Trackback URL | Comments RSS Feed

  1. Waqas says:

    HI,

    I m being doing risk assessments under ohs-18001 system and the method of calculating risk is L(likelihood) mulitply (A,Assets+Health,H). My question is now considering the new standard 18001:2007 thats cancle out property (assets) which equation is best to calculate the risk.

    Please respond, thanks

  2. Henry says:

    I surely hope this is the case. Why otherwise would we want to ensure that Processes are controlled to reduce the potential for non conforming product and a potential disatisfied customer?

    Henry

  3. Matt says:

    Interesting questions. I have another one… (which also relates to the post: ‘OH&S Risk Assessment is NOT a Single Process’ ):
    As mentionned, to meet the OHSAS 18001 requirements, an organization must:
    -Identify its OH&S hazards
    -Assess the risks associated with the OH&S hazards that are identified
    -Determine the controls that are necessary to reduce OH&S risks to an acceptable level

    Knowing that in the latest versions of the standards (9001:2000, 14001:2004 and OHSAS 18001), an effort has been made to ensure that MS were efficient and oriented on the performance of the organization, my question is:

    AS PER THE 2007, VERSION of OHSAS 18K1, IS IT REQUIRED TO ESTABLISH A DETAILED AND COMPLETE INVENTORY OF ALL HAZARDS, SYSTEMATICALLY EVALUATE ALL RISKS WITH A CALCULATION METHOD OF SOME SORT AND PRIORITIZE THEM ALL ???

    I’m wondering how efficient would it be for an industrial site (a plant) to establish such an inventory ?
    Realistically, by the time this is done (several months, years(?)), wouldn’t that end up being a long list, most likely to constantly be outdated and incredibly unefficient; a heavy burden to manage, with no (or very few) added-value in itself.

    Could a combination of various evaluations and activities (and taking inititatives to address main issues) be enough, such as :
    – analysis of leading (near misses) & lagging indicators (incidents & accidents);
    – prejob risk assessment;
    -(establish site but also departments objectives);
    -…
    To first identify minor vs major risks (ASSESS) with some well known risk factors (electricity, heights, confined spaces, mobile equipment, moving parts…) and only follow-up (EVALUATE) on major ones? Or am I not properly understanding the definition of ‘Assess’ ?
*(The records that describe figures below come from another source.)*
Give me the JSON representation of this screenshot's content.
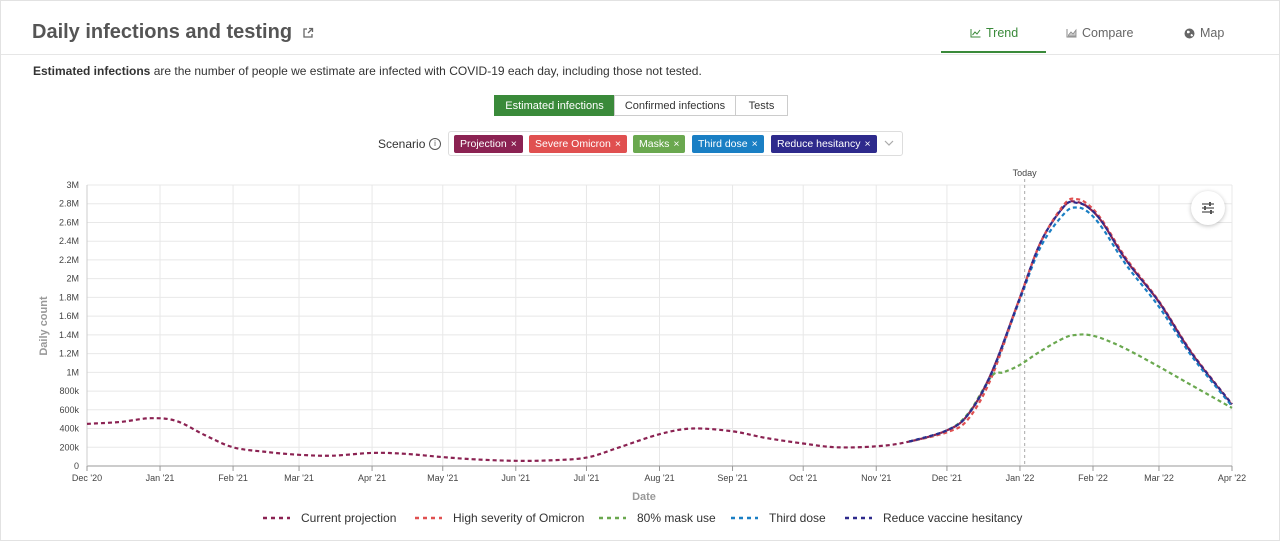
{
  "header": {
    "title": "Daily infections and testing",
    "tabs": [
      {
        "label": "Trend",
        "icon": "line-chart-icon",
        "active": true
      },
      {
        "label": "Compare",
        "icon": "area-chart-icon",
        "active": false
      },
      {
        "label": "Map",
        "icon": "globe-icon",
        "active": false
      }
    ]
  },
  "description": {
    "bold": "Estimated infections",
    "rest": " are the number of people we estimate are infected with COVID-19 each day, including those not tested."
  },
  "toggles": [
    {
      "label": "Estimated infections",
      "active": true
    },
    {
      "label": "Confirmed infections",
      "active": false
    },
    {
      "label": "Tests",
      "active": false
    }
  ],
  "scenario": {
    "label": "Scenario",
    "chips": [
      {
        "label": "Projection",
        "color": "#8b2252"
      },
      {
        "label": "Severe Omicron",
        "color": "#e05050"
      },
      {
        "label": "Masks",
        "color": "#6aa84f"
      },
      {
        "label": "Third dose",
        "color": "#1a7fc4"
      },
      {
        "label": "Reduce hesitancy",
        "color": "#2e2a8c"
      }
    ]
  },
  "chart_data": {
    "type": "line",
    "title": "",
    "xlabel": "Date",
    "ylabel": "Daily count",
    "ylim": [
      0,
      3000000
    ],
    "xlim": [
      "2020-12-01",
      "2022-04-01"
    ],
    "annotation": "Today",
    "annotation_date": "2022-01-03",
    "grid": true,
    "legend_position": "bottom",
    "x_tick_labels": [
      "Dec '20",
      "Jan '21",
      "Feb '21",
      "Mar '21",
      "Apr '21",
      "May '21",
      "Jun '21",
      "Jul '21",
      "Aug '21",
      "Sep '21",
      "Oct '21",
      "Nov '21",
      "Dec '21",
      "Jan '22",
      "Feb '22",
      "Mar '22",
      "Apr '22"
    ],
    "x_tick_dates": [
      "2020-12-01",
      "2021-01-01",
      "2021-02-01",
      "2021-03-01",
      "2021-04-01",
      "2021-05-01",
      "2021-06-01",
      "2021-07-01",
      "2021-08-01",
      "2021-09-01",
      "2021-10-01",
      "2021-11-01",
      "2021-12-01",
      "2022-01-01",
      "2022-02-01",
      "2022-03-01",
      "2022-04-01"
    ],
    "y_tick_labels": [
      "0",
      "200k",
      "400k",
      "600k",
      "800k",
      "1M",
      "1.2M",
      "1.4M",
      "1.6M",
      "1.8M",
      "2M",
      "2.2M",
      "2.4M",
      "2.6M",
      "2.8M",
      "3M"
    ],
    "y_tick_values": [
      0,
      200000,
      400000,
      600000,
      800000,
      1000000,
      1200000,
      1400000,
      1600000,
      1800000,
      2000000,
      2200000,
      2400000,
      2600000,
      2800000,
      3000000
    ],
    "series": [
      {
        "name": "Current projection",
        "color": "#8b2252",
        "x": [
          "2020-12-01",
          "2020-12-15",
          "2020-12-28",
          "2021-01-08",
          "2021-01-20",
          "2021-02-01",
          "2021-02-15",
          "2021-03-01",
          "2021-03-15",
          "2021-04-01",
          "2021-04-15",
          "2021-05-01",
          "2021-05-15",
          "2021-06-01",
          "2021-06-15",
          "2021-07-01",
          "2021-07-15",
          "2021-08-01",
          "2021-08-15",
          "2021-09-01",
          "2021-09-15",
          "2021-10-01",
          "2021-10-15",
          "2021-11-01",
          "2021-11-15",
          "2021-12-01",
          "2021-12-10",
          "2021-12-20",
          "2022-01-01",
          "2022-01-10",
          "2022-01-20",
          "2022-01-25",
          "2022-01-30",
          "2022-02-05",
          "2022-02-15",
          "2022-03-01",
          "2022-03-15",
          "2022-04-01"
        ],
        "y": [
          450000,
          470000,
          510000,
          480000,
          330000,
          200000,
          150000,
          120000,
          110000,
          140000,
          130000,
          95000,
          70000,
          55000,
          60000,
          90000,
          200000,
          340000,
          400000,
          370000,
          300000,
          240000,
          200000,
          210000,
          260000,
          380000,
          550000,
          1000000,
          1800000,
          2400000,
          2780000,
          2820000,
          2760000,
          2600000,
          2200000,
          1750000,
          1200000,
          650000
        ]
      },
      {
        "name": "High severity of Omicron",
        "color": "#e05050",
        "x": [
          "2021-11-15",
          "2021-12-01",
          "2021-12-10",
          "2021-12-20",
          "2022-01-01",
          "2022-01-10",
          "2022-01-20",
          "2022-01-25",
          "2022-01-30",
          "2022-02-05",
          "2022-02-15",
          "2022-03-01",
          "2022-03-15",
          "2022-04-01"
        ],
        "y": [
          260000,
          360000,
          500000,
          950000,
          1800000,
          2400000,
          2800000,
          2850000,
          2790000,
          2620000,
          2220000,
          1760000,
          1210000,
          660000
        ]
      },
      {
        "name": "80% mask use",
        "color": "#6aa84f",
        "x": [
          "2021-11-15",
          "2021-12-01",
          "2021-12-10",
          "2021-12-20",
          "2021-12-25",
          "2022-01-01",
          "2022-01-10",
          "2022-01-20",
          "2022-01-25",
          "2022-01-30",
          "2022-02-05",
          "2022-02-15",
          "2022-03-01",
          "2022-03-15",
          "2022-04-01"
        ],
        "y": [
          260000,
          380000,
          560000,
          960000,
          1000000,
          1080000,
          1230000,
          1370000,
          1400000,
          1400000,
          1360000,
          1250000,
          1060000,
          860000,
          620000
        ]
      },
      {
        "name": "Third dose",
        "color": "#1a7fc4",
        "x": [
          "2021-11-15",
          "2021-12-01",
          "2021-12-10",
          "2021-12-20",
          "2022-01-01",
          "2022-01-10",
          "2022-01-20",
          "2022-01-25",
          "2022-01-30",
          "2022-02-05",
          "2022-02-15",
          "2022-03-01",
          "2022-03-15",
          "2022-04-01"
        ],
        "y": [
          260000,
          380000,
          550000,
          990000,
          1780000,
          2350000,
          2700000,
          2760000,
          2710000,
          2540000,
          2150000,
          1700000,
          1170000,
          640000
        ]
      },
      {
        "name": "Reduce vaccine hesitancy",
        "color": "#2e2a8c",
        "x": [
          "2021-11-15",
          "2021-12-01",
          "2021-12-10",
          "2021-12-20",
          "2022-01-01",
          "2022-01-10",
          "2022-01-20",
          "2022-01-25",
          "2022-01-30",
          "2022-02-05",
          "2022-02-15",
          "2022-03-01",
          "2022-03-15",
          "2022-04-01"
        ],
        "y": [
          260000,
          380000,
          550000,
          1000000,
          1800000,
          2400000,
          2780000,
          2810000,
          2760000,
          2600000,
          2200000,
          1750000,
          1200000,
          660000
        ]
      }
    ]
  }
}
    The idea of course being to decentralize and make people at all levels accountable and ensure that maintaining the OHSMSystem will not only be the business of one or two, but definintely everybody’s role.

    WHAT WOULD BE ENOUGH Risk assessment wise?

    I’d like to get opinions on that matter.
    Thanks.

  4. Thea says:

    You are correct in the difficulty in creating an “inventory” of all OH&S hazards and evaluating the risk associated with each one – parallel to the approach often taken in identifying environmental aspects and impacts for ISO 14001. This is not an OHSAS 18001 requirement.

    The intent is for an organization to use approaches that are appropriate to it. To quote the OHSAS 18002 guidance – “Each organization should choose approaches that are appropriate to its scope, nature and size, and meet its needs it terms of detail, complexity, time, cost, and availability of reliable data.” The choice of methodology to be used for the hazard identification and risk assessment is up to the organization (taking into account any applicable legal requirements that may limit the approaches that can be used).

    What is enough? That the approaches chosen, taken together, are comprehensive, i.e. they cover the OH&S hazards within the defined scope of the OH&S management system.